Many years ago I saw an animation that featured a haunting tune and an outdoor setting. The visuals were excellent and it undoubtedly fuelled my desire to get into animation in a later life.

Following my first experiments with animation back in college, I've wanted to track down that film and find out what it was. My first step of success what when I was enthusing about the film to a friend and hummed the tune to them. "Sounds like the Godfather tune" they said. I found references to those films and discovered that the music was composed by Nino Rota. That year I was lucky enough to get a copy of the sound track from my (then to be) wife.

I recently thought to ask the people on the Imagine Animation forum if they knew of a film that fitted the description. A few days later, I got a reply via Twitter that it could be the film "Contact" (Контакт) by Vladimir Tarasov, made in 1978. This was described as featuring music (”Godfather Theme”) by Nino Rota with permission. A further search revealed a clip on YouTube.

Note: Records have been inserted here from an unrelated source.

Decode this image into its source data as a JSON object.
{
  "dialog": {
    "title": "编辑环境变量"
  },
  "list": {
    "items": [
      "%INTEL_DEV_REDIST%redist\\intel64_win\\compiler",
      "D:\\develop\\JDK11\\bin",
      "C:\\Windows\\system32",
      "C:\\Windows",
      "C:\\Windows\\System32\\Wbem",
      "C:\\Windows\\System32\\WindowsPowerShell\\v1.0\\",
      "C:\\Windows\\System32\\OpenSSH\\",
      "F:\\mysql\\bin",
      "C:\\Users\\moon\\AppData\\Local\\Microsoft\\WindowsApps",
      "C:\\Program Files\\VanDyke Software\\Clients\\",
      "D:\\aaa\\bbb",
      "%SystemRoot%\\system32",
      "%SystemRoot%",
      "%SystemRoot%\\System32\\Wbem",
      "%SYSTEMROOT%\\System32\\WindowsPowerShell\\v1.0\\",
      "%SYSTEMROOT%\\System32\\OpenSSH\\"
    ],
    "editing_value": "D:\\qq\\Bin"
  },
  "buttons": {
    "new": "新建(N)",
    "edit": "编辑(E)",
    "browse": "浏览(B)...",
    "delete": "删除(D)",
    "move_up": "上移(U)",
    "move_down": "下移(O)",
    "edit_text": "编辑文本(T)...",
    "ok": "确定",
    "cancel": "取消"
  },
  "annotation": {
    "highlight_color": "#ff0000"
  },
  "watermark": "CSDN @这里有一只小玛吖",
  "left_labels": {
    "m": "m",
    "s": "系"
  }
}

Watching this, it fitted the picture perfectly, it was made at the right time, had the tune, the outdoor setting and quality animation. It made the official selection at both the Lillle and Triest festivals in 1979 so it's good to know that it's not just me that thinks it's great.

My next challenge is to get to watch the full version of the film. I've discovered that it's on the Masters of Russian Animation Volume 2 collection of DVDs. The only copy I've seen would be an American format. For me this is one of my big gripes with regional encoding of DVDs. Yes, it allows the distributors to control the release of the DVDs into the market but it also stops me playing rare films only released in the USA on a UK player, 10 or 15 years later. Luckily I've got a region unlocked DVD player on my PC so it could be played there but there have been suggestions that such unlocking should be outlawed.

Spike's comments on the director and film.
"Vladimir Tarasov, who became interested in science fiction as a child, reading western writers H.G. Wells, Isaac Asimov, and Andrei Norton, as well as Russia's Kir Bulchov."